Eliza Byard is the Executive Director of GLSEN.


Transcription: 

"At the core of this case, is a situation involving a girlfriend and a boyfriend breaking up, right? The preoccupation of 6th and 7th graders with heterosexual relationships and the relationships between boys and girls is a painful fact of life for student who in the middle grades may be coming to terms with their own emerging sexuality. What we know in terms of bullying, violence, and harassment is that the middle grades are actually severely more violent for any student that does come out in 6th 7th 8th grade than high schools really proportionately. Nearly 40% of out middle school students report physical assault. In the high school grades, it’s closer to 20% of the total sample. So the experience in middle school of these questions of emerging sexuality and the violence of the direct response is much more pronounced.

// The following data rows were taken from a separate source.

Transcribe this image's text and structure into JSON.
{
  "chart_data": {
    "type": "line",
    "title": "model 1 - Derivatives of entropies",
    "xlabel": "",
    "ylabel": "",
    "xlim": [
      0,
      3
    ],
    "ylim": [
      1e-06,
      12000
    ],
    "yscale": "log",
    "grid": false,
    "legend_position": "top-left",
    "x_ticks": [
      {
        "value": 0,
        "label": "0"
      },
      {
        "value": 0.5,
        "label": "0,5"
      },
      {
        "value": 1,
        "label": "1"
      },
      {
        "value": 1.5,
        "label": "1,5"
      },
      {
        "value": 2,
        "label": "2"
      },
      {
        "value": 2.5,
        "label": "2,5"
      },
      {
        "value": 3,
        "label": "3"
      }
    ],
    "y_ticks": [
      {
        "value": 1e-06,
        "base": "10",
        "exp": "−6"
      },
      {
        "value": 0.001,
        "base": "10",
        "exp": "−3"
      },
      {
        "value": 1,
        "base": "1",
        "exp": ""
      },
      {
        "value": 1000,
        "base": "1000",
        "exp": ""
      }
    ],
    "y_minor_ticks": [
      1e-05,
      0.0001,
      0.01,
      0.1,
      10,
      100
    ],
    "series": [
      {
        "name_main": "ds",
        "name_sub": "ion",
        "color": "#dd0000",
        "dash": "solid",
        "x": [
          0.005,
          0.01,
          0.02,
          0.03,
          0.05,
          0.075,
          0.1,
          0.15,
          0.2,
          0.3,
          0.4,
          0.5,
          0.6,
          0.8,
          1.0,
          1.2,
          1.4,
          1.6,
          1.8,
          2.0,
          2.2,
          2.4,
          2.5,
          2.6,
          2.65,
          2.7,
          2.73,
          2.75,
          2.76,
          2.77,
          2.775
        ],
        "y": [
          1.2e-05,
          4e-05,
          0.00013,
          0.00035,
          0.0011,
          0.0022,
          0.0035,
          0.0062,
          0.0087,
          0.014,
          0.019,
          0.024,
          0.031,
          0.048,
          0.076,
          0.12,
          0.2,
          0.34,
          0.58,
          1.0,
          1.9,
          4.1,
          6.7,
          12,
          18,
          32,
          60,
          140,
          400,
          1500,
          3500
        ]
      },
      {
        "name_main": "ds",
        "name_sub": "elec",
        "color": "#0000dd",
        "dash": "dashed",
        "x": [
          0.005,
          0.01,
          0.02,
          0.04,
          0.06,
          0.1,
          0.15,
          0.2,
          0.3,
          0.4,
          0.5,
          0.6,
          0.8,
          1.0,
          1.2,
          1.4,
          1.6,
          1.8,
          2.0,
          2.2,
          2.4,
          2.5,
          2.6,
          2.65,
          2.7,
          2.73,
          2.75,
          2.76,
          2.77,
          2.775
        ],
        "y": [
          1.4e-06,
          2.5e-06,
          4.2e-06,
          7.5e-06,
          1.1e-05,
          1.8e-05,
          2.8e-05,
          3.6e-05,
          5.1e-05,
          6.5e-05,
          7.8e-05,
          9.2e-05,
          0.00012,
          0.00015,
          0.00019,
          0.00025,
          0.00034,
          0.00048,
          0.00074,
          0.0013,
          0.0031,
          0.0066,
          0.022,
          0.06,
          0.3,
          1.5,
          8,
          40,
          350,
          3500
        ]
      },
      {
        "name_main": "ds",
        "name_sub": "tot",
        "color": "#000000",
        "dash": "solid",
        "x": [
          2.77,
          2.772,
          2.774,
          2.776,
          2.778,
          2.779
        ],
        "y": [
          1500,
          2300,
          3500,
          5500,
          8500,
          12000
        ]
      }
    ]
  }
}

When you’re dealing with issues of bias and prejudice that complicate adult responses to these situations, it’s critical to remember that we live in a country where 8 states still have restrictions on how teachers can talk about homosexuality – if at all – in their classrooms. There are local school districts that have policies that prohibit positive discussions of homosexuality in public schools, whatever’s meant by that. So we know that that communicates very powerfully to students already, a sense of a group of people who are outside the community dynamics. You can’t even talk about lesbian and gay people, transgender and bisexual people in the classroom even though, those people are part of every school community, part of our history, and that kind of exclusionary language, is key to how young people hurt each other and exert power over one another. So it is absolutely critical that adults be able to examine their own thinking and that the reality of the presence of lesbians, gay men, bisexuals, and transgender people in our history, and in our current life, be part of what students learn about, just as they learn about other communities contributions to the life of this country. It is simply dishonest and untrue and tremendously damaging to young people to try to pretend that LGBT don’t exist and they aren’t part of the fabric of our society.

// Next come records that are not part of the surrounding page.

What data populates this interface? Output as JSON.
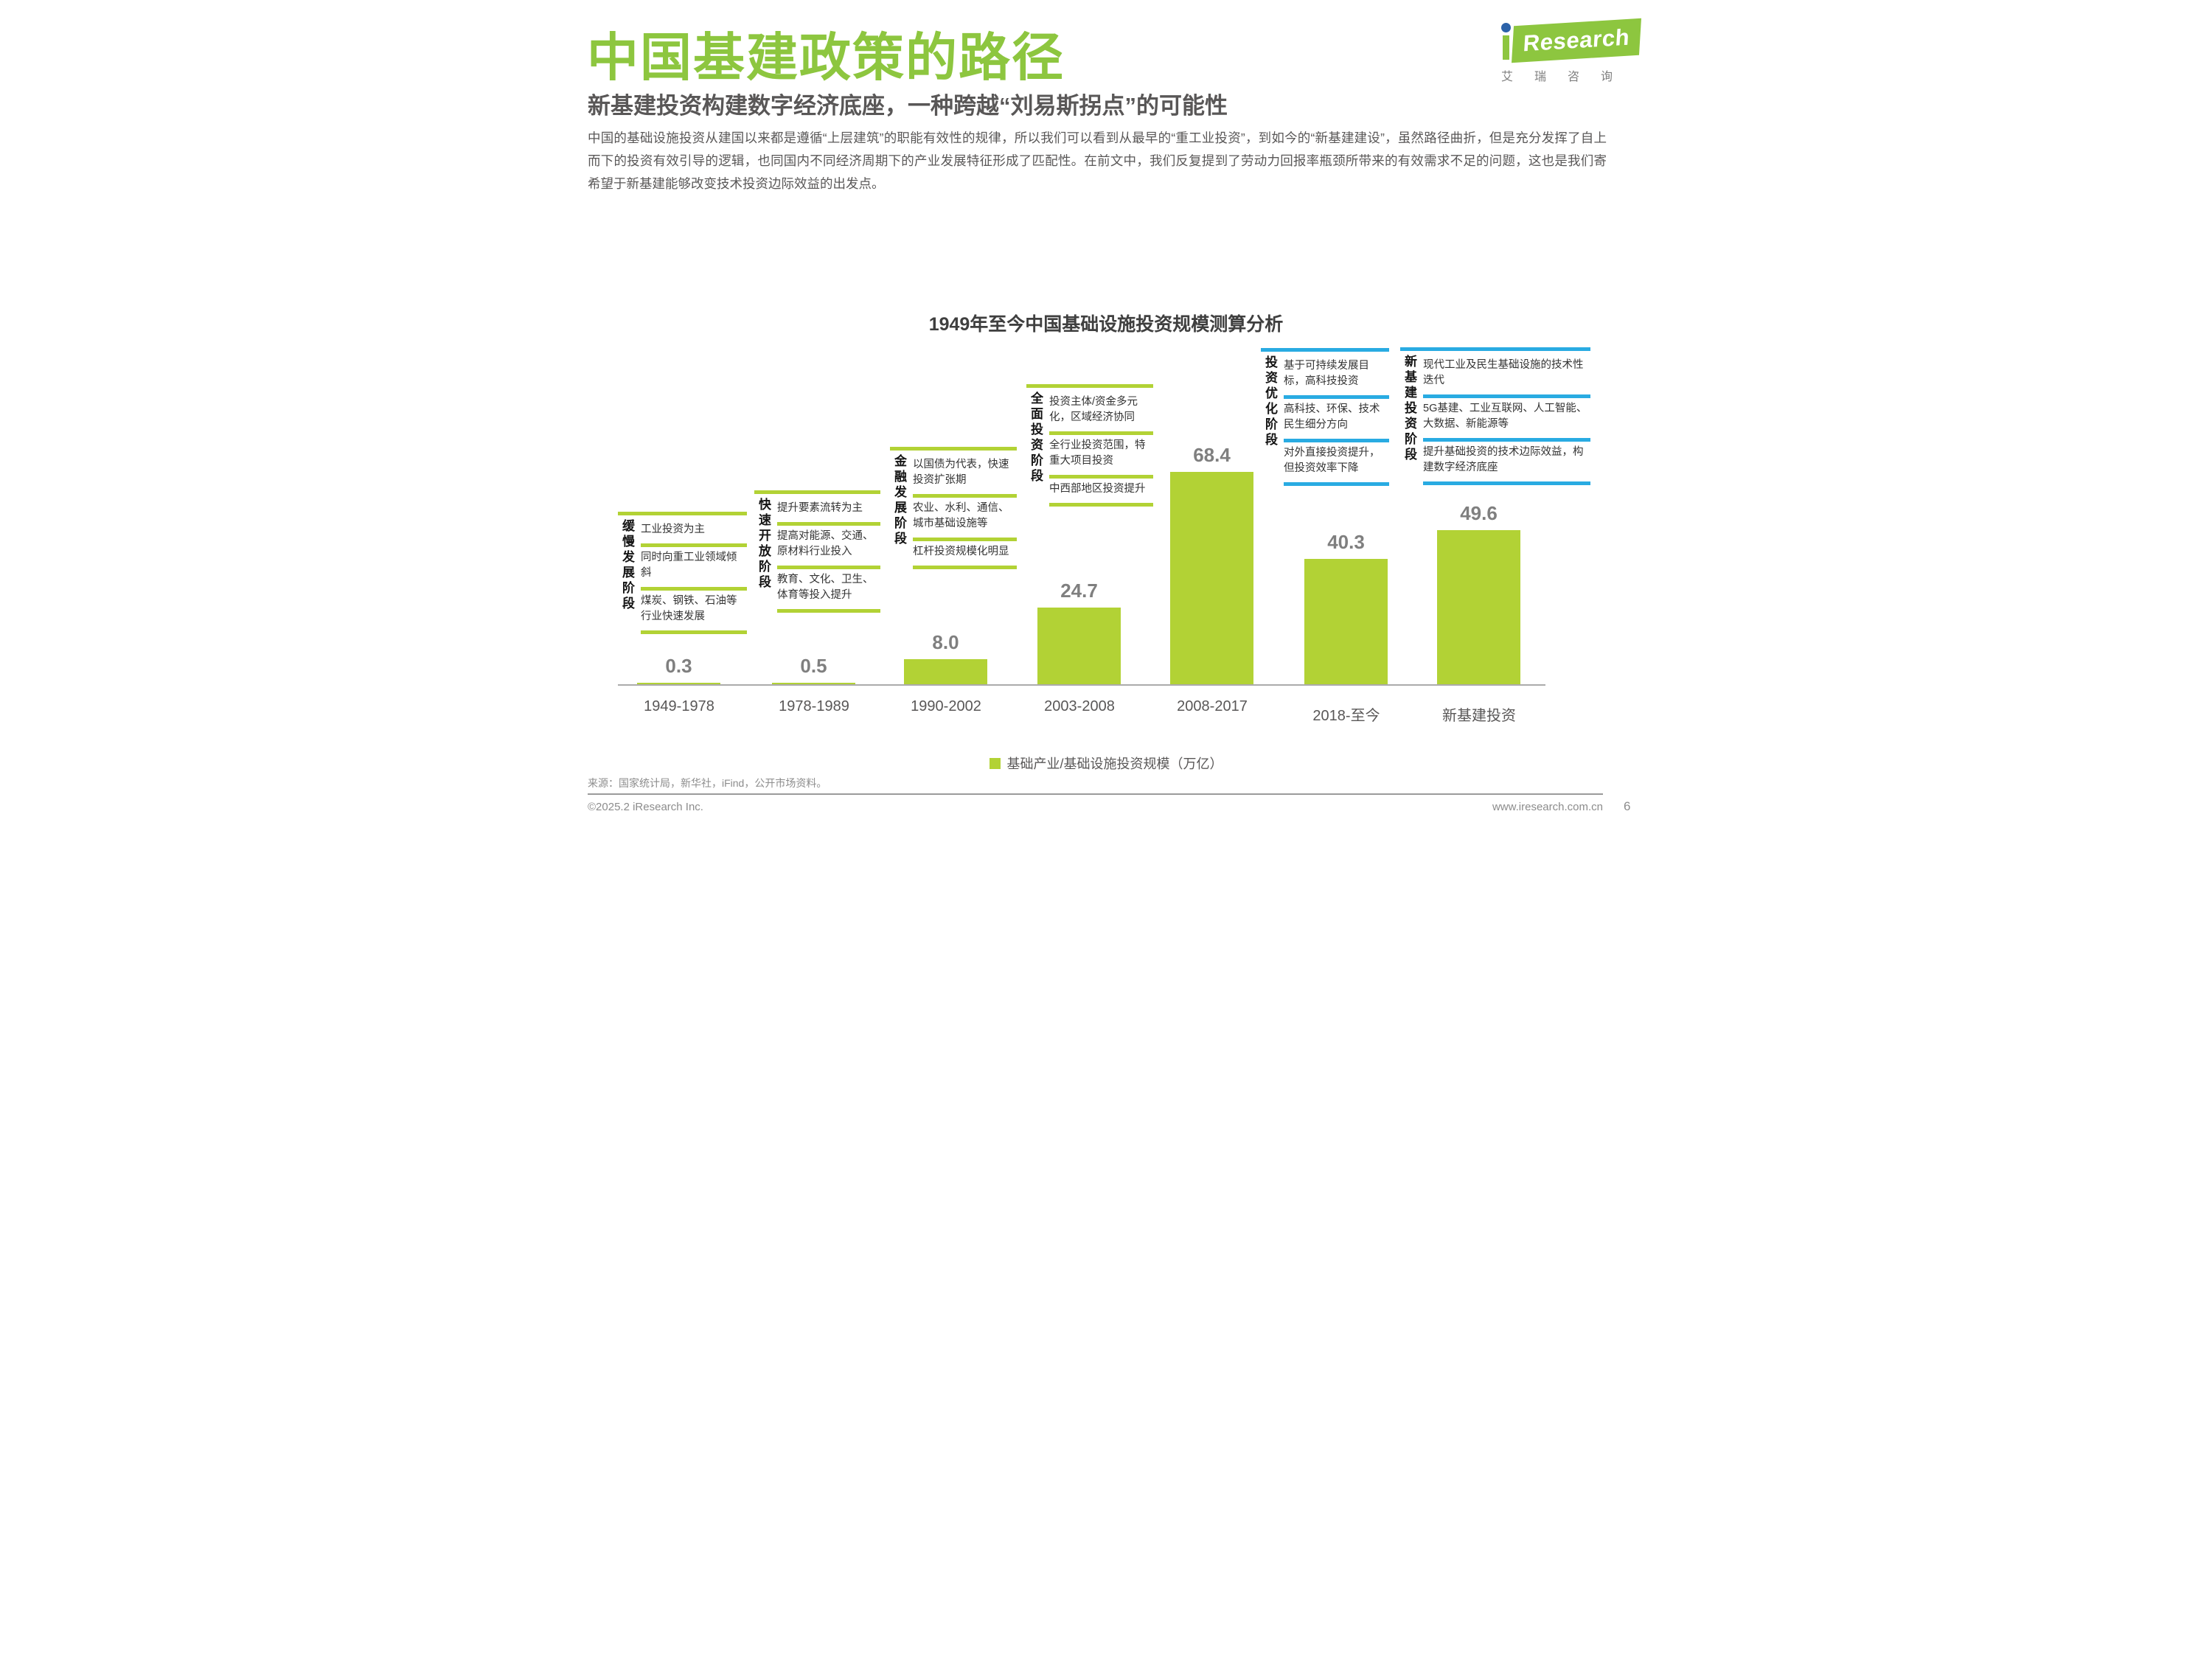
{
  "page": {
    "title": "中国基建政策的路径",
    "subtitle": "新基建投资构建数字经济底座，一种跨越“刘易斯拐点”的可能性",
    "body": "中国的基础设施投资从建国以来都是遵循“上层建筑”的职能有效性的规律，所以我们可以看到从最早的“重工业投资”，到如今的“新基建建设”，虽然路径曲折，但是充分发挥了自上而下的投资有效引导的逻辑，也同国内不同经济周期下的产业发展特征形成了匹配性。在前文中，我们反复提到了劳动力回报率瓶颈所带来的有效需求不足的问题，这也是我们寄希望于新基建能够改变技术投资边际效益的出发点。",
    "page_number": "6"
  },
  "logo": {
    "brand": "Research",
    "cn": "艾瑞咨询"
  },
  "footer": {
    "source": "来源：国家统计局，新华社，iFind，公开市场资料。",
    "copyright": "©2025.2 iResearch Inc.",
    "website": "www.iresearch.com.cn"
  },
  "colors": {
    "title_green": "#8DC63F",
    "bar_green": "#B2D235",
    "accent_cyan": "#29ABE2",
    "text_gray": "#595757"
  },
  "chart_data": {
    "type": "bar",
    "title": "1949年至今中国基础设施投资规模测算分析",
    "categories": [
      "1949-1978",
      "1978-1989",
      "1990-2002",
      "2003-2008",
      "2008-2017",
      "2018-至今",
      "新基建投资"
    ],
    "values": [
      0.3,
      0.5,
      8.0,
      24.7,
      68.4,
      40.3,
      49.6
    ],
    "value_labels": [
      "0.3",
      "0.5",
      "8.0",
      "24.7",
      "68.4",
      "40.3",
      "49.6"
    ],
    "unit": "万亿",
    "legend": "基础产业/基础设施投资规模（万亿）",
    "legend_position": "bottom",
    "grid": false,
    "ylim": [
      0,
      70
    ],
    "bar_color": "#B2D235",
    "stages": [
      {
        "bar_index": 0,
        "accent": "#B2D235",
        "label": "缓慢发展阶段",
        "items": [
          "工业投资为主",
          "同时向重工业领域倾斜",
          "煤炭、钢铁、石油等行业快速发展"
        ]
      },
      {
        "bar_index": 1,
        "accent": "#B2D235",
        "label": "快速开放阶段",
        "items": [
          "提升要素流转为主",
          "提高对能源、交通、原材料行业投入",
          "教育、文化、卫生、体育等投入提升"
        ]
      },
      {
        "bar_index": 2,
        "accent": "#B2D235",
        "label": "金融发展阶段",
        "items": [
          "以国债为代表，快速投资扩张期",
          "农业、水利、通信、城市基础设施等",
          "杠杆投资规模化明显"
        ]
      },
      {
        "bar_index": 3,
        "accent": "#B2D235",
        "label": "全面投资阶段",
        "items": [
          "投资主体/资金多元化，区域经济协同",
          "全行业投资范围，特重大项目投资",
          "中西部地区投资提升"
        ]
      },
      {
        "bar_index": 5,
        "accent": "#29ABE2",
        "label": "投资优化阶段",
        "items": [
          "基于可持续发展目标，高科技投资",
          "高科技、环保、技术民生细分方向",
          "对外直接投资提升，但投资效率下降"
        ]
      },
      {
        "bar_index": 6,
        "accent": "#29ABE2",
        "label": "新基建投资阶段",
        "items": [
          "现代工业及民生基础设施的技术性迭代",
          "5G基建、工业互联网、人工智能、大数据、新能源等",
          "提升基础投资的技术边际效益，构建数字经济底座"
        ]
      }
    ]
  }
}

Over the last ten years, GLSTN has conducted research to try identify and understand school based interventions that correlate with better outcomes for students – higher academic achievement, better individual well being. And, simply said there are four of them: having specific bullying prevention, protections that specifically name LGBT students as among the protected classes having – being able to identify supportive faculty and school staff, the presence of a gay-straight alliance and the presence of curricular materials that accurately and appropriately portray LGBT history and events as part of the fabric of life that’s in the classroom. And there is clearly something very powerful about that representation that actually leads to an LGBT student feeling more connected at school, being more likely to plan to graduate and go on to college. Being ostracized and isolated is among the most damaging experiences that any student can go through. That is the core damage at the heart of the bullying victim’s experience – how must it feel then, think of this at the level of an entire sector of our society – an entire sector of so many different communities in our society, that’s being held outside of the common, legal protections, social acceptance, and simple life of the rest of our society."